What if we re-considered access to food as the main axis of city planning? And that's where they started our thinking about what an ideal neighborhood looks like? Put them at the center of designing fifteen-minute cities? After all, as architect Aleksandra Wasilkowska explains to us, "Bazaars are the most democratic space and are not necessarily just for consumption. They have a huge turnout, are popular, egalitarian and inclusive, open to all." And it was urban markets that they treated as Local Activity Centers? And they created multifunctional spaces, providing multiple pretexts for people to come together? When I think of such a place, I see a bustling street or market. Next to the vegetable stalls is a place to pick up purchases ordered online. Local farmers and women farmers sell their produce through a cooperative app - so they know who needs what amount of produce. It also helps inform the local community about the harvest and encourages them to buy seasonal fruits and vegetables. Right next door is a meeting room, a cafe with offerings for seniors and parents with children, and perhaps a library (including a tool library). This is the new multi-functional heart of the city and there is always traffic there.
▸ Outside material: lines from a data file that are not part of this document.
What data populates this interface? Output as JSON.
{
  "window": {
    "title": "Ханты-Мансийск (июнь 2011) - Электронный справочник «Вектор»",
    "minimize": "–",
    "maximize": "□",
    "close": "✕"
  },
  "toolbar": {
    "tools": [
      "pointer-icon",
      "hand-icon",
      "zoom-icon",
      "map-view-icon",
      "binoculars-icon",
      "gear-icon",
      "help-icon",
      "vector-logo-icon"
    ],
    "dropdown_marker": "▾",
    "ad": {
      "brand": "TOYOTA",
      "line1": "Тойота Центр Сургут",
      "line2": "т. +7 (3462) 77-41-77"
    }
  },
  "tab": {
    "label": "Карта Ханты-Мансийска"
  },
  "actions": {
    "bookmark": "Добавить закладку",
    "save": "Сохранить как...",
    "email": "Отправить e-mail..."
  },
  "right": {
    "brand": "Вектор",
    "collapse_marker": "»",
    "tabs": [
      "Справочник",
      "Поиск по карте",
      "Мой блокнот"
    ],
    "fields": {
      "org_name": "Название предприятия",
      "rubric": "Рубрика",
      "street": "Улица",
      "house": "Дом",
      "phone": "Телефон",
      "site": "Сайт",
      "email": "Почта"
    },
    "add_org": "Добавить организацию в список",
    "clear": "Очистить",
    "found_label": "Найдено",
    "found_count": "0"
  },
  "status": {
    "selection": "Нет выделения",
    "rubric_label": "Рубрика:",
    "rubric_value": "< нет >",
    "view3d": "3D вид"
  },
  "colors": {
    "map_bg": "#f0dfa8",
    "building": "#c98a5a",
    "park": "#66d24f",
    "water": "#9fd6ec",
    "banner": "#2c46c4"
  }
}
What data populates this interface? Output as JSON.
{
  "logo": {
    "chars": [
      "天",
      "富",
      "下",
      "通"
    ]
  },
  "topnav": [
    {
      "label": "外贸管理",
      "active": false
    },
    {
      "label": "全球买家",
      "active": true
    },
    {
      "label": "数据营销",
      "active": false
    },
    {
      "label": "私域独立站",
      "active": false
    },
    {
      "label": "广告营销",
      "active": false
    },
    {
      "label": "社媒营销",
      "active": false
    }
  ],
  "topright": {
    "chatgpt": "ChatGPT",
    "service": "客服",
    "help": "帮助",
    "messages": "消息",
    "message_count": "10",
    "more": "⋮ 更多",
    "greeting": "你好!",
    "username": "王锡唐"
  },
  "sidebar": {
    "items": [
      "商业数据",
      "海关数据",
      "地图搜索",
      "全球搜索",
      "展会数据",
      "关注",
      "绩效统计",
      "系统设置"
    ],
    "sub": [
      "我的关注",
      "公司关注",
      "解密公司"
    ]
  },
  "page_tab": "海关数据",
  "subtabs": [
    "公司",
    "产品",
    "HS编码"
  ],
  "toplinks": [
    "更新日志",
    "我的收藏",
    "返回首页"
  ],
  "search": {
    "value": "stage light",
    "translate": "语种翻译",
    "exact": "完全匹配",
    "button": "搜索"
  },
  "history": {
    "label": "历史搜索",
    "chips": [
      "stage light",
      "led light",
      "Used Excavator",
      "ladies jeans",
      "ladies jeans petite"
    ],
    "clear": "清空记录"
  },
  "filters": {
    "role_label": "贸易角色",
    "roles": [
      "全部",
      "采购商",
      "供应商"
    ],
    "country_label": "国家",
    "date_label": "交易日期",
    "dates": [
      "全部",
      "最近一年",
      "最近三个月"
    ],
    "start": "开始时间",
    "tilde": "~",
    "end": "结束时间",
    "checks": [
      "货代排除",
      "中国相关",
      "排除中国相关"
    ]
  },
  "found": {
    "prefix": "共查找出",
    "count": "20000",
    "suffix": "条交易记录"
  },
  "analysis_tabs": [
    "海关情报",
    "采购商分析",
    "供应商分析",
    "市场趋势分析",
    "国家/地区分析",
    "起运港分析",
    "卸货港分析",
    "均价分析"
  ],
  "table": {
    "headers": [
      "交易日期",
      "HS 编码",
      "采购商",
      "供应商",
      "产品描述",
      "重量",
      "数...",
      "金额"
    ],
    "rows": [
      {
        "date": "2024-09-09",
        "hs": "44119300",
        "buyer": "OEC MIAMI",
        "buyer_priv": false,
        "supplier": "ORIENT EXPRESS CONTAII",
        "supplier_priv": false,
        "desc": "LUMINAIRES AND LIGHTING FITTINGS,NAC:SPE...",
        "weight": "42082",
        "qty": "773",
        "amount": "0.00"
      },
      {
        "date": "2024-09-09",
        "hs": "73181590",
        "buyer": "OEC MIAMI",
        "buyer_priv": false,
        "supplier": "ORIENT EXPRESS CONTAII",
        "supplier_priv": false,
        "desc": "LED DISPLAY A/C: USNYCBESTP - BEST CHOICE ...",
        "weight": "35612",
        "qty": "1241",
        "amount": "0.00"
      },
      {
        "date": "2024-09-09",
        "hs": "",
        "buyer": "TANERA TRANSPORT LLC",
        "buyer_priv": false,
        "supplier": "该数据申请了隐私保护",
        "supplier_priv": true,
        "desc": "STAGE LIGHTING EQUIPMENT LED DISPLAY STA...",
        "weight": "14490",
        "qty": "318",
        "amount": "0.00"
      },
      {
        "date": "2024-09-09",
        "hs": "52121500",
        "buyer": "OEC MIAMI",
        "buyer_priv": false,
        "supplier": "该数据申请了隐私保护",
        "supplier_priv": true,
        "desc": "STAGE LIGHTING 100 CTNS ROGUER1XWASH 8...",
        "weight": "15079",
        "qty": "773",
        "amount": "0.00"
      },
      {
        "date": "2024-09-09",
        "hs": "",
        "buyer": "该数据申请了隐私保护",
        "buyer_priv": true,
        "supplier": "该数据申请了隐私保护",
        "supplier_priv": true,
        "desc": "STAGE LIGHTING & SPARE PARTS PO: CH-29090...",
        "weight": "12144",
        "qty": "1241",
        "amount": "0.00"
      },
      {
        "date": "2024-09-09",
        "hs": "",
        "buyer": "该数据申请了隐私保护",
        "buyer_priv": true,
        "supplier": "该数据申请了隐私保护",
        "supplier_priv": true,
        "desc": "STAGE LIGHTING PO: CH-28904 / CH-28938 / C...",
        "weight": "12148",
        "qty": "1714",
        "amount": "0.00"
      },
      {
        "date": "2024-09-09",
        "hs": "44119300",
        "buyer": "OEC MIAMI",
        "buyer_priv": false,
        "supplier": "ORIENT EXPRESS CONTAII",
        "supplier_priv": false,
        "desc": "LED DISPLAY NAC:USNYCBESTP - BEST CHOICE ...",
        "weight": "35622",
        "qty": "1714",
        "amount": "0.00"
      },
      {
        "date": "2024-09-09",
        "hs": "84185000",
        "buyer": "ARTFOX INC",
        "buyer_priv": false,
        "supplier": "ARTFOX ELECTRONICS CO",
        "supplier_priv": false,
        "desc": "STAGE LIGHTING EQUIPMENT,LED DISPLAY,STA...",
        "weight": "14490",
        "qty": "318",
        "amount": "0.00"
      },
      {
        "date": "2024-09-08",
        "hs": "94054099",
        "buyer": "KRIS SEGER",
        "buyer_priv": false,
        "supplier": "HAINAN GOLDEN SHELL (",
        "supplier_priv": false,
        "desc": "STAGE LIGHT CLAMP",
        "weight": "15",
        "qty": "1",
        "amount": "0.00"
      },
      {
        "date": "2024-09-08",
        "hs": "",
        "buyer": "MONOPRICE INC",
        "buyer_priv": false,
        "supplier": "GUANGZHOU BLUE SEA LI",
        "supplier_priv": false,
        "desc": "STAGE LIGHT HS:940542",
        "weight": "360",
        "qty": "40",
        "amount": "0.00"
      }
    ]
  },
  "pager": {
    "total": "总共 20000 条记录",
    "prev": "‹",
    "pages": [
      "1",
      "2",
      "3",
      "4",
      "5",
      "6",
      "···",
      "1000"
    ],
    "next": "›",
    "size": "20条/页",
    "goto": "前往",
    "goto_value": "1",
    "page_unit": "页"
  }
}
So picking up vegetables, fruits and preserves is one of the many activities that draw us to this place. It's more convenient than going to the market, because you can exchange gossip, meet friends and see other neighbors and neighbors. Passing by and having fleeting conversations is the first step to building trust. After all, we trust more those we know by sight. This is true for people who live next door, as well as male and female vendors. And if we trust each other, there is a greater chance of doing something together.

Cooperative market halls - let's invest in food security

There are fewer and fewer markets, while corporate big-box stores want to take over the title of "local bazaars." This has a deadly effect on Polish agriculture, as the corporations' goal is not to care about farm development, but to systematically make farmers dependent on the business policies of global corporations. At the same time, urban marketplaces are a gluttonous morsel for housing developers, who successively seek to develop attractive plots of land in city centers. All this is because there is still a lack of widespread awareness that caring for such spaces is crucial so that our food security depends not on global corporations, but on the people in our immediate vicinity. We have lost sight of marketplaces as centers of community life, nor do we have a sense that as residents we ourselves can be investors and investors deciding on key urban investments for us.

Our savings rarely work for the development of our immediate neighborhood. We either keep them in bank accounts or in other forms of bonds detached from our daily lives. What if we could put our money into urban projects that would guarantee our security? On my list of priorities would undoubtedly be a cooperative market hall or a multipurpose bazaar that would be a center of community life. One in which people from the neighborhood, small entrepreneurs, local cooperatives, farmers and farmers in the immediate area, NGOs would have a stake. Why is it global corporations, and not ourselves, that determine our food security? Isn't it better to look for solutions in which we, together with farmers and food producers, share the margin without external middlemen? Such cooperation will also allow us to understand each other better and go through the crises we are bound to encounter together. So it's time to start designing cities to appreciate that we don't live in a vacuum, and that agricultural development in our immediate area is the basis of food security.

Joanna ERBEL


1. 100konkretow.pl/agriculture/ [accessed 4.10.2023].

2. "Cooperative urban farm," J. Erbel, M. Kudła, M. Łepkowski, K. Przyjemska-Grzesik, 28.06.2023,
www.hub.coop/publikacja/spoldzielcza-farma-miejska/, p. 16 [accessed 4.10.2023].

3. "Architecture of Everyday Life. Błonie Market designed by Aleksandra Wasilkowska," 24.02.2023,
www.architekturaibiznes.pl/targ-blonie-aleksandra-wasilkowska,24642.html [accessed 4.10.2023].